Pour James Hillman, le défi est là : libérer la psychologie et, d’une façon plus générale, le champ de la ‘psy’ de la dictature d’un ‘moi’, d’une intériorité humaine essentiellement déconnectée du monde. À propos de l’âme, l’enjeu est de maintenir l’anima comme image de l’Âme du monde et, donc, de refuser qu’elle soit réduite au féminin de l’homme (comme mâle). En réponse à une question posée par Michel Cazenave, James Hillman soulignait : « J’aurais facilement tendance à craindre un certain maniement de la notion d’anima, qui en ferait un concept passe-partout, beaucoup plus qu’une figure vivante de l’âme ». (1984, pp. 497).

Si la psychologie doit être ainsi libérée, ce n’est pas seulement en raison d’une conception étriquée du ‘moi’, c’est aussi parce que, aujourd’hui, cette psychologie est l’un des éléments du problème. Dans mon esprit, ce problème réside dans la capacité de la société capitaliste à pervertir la démarche ‘psy’, que ce soit celle des ‘patients’ ou des ‘clients’, ou celle des praticiens de ce domaine. Toujours dans Le Mythe de la psychanalyse, James Hillman titre l’une des sections « La psychologie est-elle malade ? ». Il souligne : « Il fut un temps où la psychologie de l’inconscient parlait une langue vivante. Les origines de la psychologie moderne, que ce soit dans l’introspection de la Réforme, dans l’imagination romantique de Coleridge ou dans les activités révolutionnaires de Philippe Pinel, exprimaient l’âme d’une époque. Les psychanalystes viennois laissaient l’âme associer librement et énoncer ses déclarations radicales et barbares ; ses images jaillissaient. L’ordre établi était choqué par sa méthode et son langage, mais un nouveau discours psychologique était lâché. La psychologie était en contact avec l’âme. Elle avait de l’imagination. Mais aujourd’hui, la psychologie – même celle des profondeurs – est au service de l’ordre établi. » (2006, p. 159).

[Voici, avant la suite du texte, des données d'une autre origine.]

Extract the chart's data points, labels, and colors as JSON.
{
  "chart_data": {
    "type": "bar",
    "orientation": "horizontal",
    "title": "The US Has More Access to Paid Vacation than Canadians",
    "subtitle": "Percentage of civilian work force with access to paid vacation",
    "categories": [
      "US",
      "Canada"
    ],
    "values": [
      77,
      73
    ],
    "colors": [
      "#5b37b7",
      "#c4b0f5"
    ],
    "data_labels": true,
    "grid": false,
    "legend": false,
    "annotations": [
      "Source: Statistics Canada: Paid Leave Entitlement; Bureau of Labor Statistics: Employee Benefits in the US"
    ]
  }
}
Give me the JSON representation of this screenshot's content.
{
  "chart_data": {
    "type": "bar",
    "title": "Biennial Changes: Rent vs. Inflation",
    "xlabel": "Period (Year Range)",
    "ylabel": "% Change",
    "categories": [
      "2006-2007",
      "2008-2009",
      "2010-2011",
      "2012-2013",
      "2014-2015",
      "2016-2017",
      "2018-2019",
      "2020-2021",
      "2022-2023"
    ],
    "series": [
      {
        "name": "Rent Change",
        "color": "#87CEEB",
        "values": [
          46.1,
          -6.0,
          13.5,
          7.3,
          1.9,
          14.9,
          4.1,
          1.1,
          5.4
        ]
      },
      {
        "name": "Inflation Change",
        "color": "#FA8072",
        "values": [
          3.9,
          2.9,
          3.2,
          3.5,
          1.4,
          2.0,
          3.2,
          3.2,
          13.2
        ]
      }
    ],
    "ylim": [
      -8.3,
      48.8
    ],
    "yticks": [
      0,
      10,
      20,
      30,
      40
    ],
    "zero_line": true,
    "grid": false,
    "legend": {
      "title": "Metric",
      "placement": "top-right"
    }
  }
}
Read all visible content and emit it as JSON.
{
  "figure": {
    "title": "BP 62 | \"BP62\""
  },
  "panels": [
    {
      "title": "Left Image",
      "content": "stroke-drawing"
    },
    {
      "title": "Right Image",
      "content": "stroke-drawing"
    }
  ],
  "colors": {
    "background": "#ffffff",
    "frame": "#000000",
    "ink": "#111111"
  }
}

James Hillman veut ramener, avec sa psychologie archétypale, la psychologie dans les sillons de la révolution. Celle-ci est clairement, nous apprend-il, néoplatonicienne, hermétique, alchimique, romantique… Là est la voie.

De James Hillman :

  • Le Mythe de la psychanalyse. Paris : Payot, 2006.

  • Pan et le cauchemar. Guérir notre folie. Paris : Imago, 2006.

  • Malgré un siècle de psychothérapie, le monde va de plus en plus mal (avec Michael Ventura). Londres : Ulmus Company Ltd., 1998.

  • Une psychologie archétypale. Entretien avec Michel Cazenave. In Michel Cazenave, (sous la direction de), Carl Gustav Jung (pp. 491-499). Paris : Les Cahiers de l’Herne, 1984.

  • Le Polythéisme de l’Âme. Paris : Mercure de France/Le Mail, 1982.